Officers Vincent Arenas and Brittany Meronek resumed work on January 20 after they were put on administrative leave on August 23, 2020, the release said.

“Officers Arenas and Meronek were not charged with a crime and after review by the Kenosha County District Attorney and an independent investigator, former Madison Police Chief Noble Wray, the actions taken by the officers were reasonable and justified,” read the release.

Rusten Sheskey, the officer who shot Blake seven times, is still on administrative leave “pending the findings of a Kenosha Police use of deadly force review board,” the release read.

None of the officers in Blake’s shooting were charged, the Kenosha District Attorney Michael Graveley announced January 5.

The decision not to charge Sheskey followed by the decision to allow the two other officers to return to work has happened amid anger over the repeated deaths of Black people at the hands of police.

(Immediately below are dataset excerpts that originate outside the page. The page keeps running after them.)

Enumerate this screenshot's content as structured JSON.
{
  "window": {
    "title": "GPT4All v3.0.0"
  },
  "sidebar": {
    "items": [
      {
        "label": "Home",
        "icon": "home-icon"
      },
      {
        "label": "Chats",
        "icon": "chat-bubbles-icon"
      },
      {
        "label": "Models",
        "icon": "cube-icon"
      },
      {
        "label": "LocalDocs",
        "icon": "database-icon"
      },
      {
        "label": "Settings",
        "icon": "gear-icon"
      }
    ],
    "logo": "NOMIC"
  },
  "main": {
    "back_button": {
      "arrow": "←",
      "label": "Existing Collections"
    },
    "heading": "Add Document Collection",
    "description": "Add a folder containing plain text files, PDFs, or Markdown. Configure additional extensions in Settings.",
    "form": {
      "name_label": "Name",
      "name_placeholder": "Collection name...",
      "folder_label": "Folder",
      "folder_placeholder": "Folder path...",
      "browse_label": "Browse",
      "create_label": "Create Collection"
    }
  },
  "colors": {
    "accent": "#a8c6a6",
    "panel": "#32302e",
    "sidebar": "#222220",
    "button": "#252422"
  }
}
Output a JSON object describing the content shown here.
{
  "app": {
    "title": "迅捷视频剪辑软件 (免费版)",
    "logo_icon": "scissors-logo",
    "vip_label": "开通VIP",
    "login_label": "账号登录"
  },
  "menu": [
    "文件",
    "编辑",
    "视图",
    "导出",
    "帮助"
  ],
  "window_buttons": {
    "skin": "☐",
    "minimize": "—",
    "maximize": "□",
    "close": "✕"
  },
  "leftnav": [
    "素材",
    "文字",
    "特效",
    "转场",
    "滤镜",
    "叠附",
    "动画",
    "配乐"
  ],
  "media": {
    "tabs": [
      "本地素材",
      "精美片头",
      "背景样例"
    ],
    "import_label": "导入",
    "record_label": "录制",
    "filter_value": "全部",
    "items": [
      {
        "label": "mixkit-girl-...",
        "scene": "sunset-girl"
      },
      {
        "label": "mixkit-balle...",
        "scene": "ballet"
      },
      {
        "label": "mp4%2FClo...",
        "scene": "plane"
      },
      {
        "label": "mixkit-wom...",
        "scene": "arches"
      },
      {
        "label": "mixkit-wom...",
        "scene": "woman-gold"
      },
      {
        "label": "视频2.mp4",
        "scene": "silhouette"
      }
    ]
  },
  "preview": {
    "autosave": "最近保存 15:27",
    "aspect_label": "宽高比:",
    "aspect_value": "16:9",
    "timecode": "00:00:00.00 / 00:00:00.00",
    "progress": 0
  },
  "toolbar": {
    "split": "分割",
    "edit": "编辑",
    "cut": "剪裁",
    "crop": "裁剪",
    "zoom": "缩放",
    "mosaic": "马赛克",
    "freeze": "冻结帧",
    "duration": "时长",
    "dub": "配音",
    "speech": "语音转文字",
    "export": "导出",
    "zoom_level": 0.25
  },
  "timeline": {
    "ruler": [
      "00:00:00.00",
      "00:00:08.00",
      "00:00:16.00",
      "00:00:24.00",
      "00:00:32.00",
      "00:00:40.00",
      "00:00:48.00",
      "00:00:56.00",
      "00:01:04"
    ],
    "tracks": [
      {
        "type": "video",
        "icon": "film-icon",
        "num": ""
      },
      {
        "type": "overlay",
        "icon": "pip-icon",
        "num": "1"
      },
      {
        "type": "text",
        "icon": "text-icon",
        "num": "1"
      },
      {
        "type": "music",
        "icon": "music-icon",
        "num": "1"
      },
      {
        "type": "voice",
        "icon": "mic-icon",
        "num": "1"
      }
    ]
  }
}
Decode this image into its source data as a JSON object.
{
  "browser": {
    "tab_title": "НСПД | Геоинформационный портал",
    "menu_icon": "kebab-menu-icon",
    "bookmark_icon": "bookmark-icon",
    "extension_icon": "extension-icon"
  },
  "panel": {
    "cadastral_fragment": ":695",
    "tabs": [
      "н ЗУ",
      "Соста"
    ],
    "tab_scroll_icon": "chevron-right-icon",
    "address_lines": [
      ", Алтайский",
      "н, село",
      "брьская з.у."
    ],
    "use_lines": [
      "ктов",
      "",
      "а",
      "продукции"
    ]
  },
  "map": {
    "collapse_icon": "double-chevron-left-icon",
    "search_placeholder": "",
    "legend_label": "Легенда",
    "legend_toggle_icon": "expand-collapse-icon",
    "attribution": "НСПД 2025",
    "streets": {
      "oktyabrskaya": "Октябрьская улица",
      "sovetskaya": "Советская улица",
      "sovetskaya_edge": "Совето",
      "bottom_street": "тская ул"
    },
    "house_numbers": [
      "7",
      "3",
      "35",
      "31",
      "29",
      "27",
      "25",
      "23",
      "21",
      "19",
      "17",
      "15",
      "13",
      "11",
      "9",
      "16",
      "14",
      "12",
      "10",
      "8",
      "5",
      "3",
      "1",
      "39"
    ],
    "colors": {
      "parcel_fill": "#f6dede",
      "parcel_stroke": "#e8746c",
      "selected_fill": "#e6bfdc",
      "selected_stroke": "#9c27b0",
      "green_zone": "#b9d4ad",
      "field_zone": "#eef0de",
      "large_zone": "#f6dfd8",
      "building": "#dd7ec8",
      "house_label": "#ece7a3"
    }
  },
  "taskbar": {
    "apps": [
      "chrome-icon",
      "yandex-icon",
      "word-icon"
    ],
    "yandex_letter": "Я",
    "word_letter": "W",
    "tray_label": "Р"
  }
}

Last summer saw protests in many cities calling for police reform and an end to police brutality, sparked by the deaths of George Floyd, Breonna Taylor, and others.

Sheskey, a White officer, shot Blake, a 29-year-old Black man, seven times while responding to a domestic incident on August 23, 2020.

Blake survived the shooting but was left paralyzed from the waist down.

That day Meronek was one of the primary officers who arrived at the scene in a marked Kenosha Police Department SUV, while Arenas served as the backup.

Sheskey told investigators that he used deadly force during the chaotic encounter because he was afraid Blake while attempting to flee the scene, was trying to kidnap a child in the back seat of the vehicle.

The Wisconsin Department of Justice had said Blake had a knife in his possession and the weapon was found on the floorboard of his vehicle. Blake himself told authorities he possessed a knife, Graveley said.

An attorney for Blake’s family disputed that Blake posed a threat.

“There was no point in the video that is articulable for an officer to say that he was under harm at that particular point. I think that’s completely bogus and I think that is just a rationalization to try to show what is really, essentially, an intentional act,” attorney B’Ivory LaMarr said after Graveley announced his decision.

“It’s not against the law to have a knife, people have knives for a variety of different reasons. Jacob Blake is privy to having a knife.”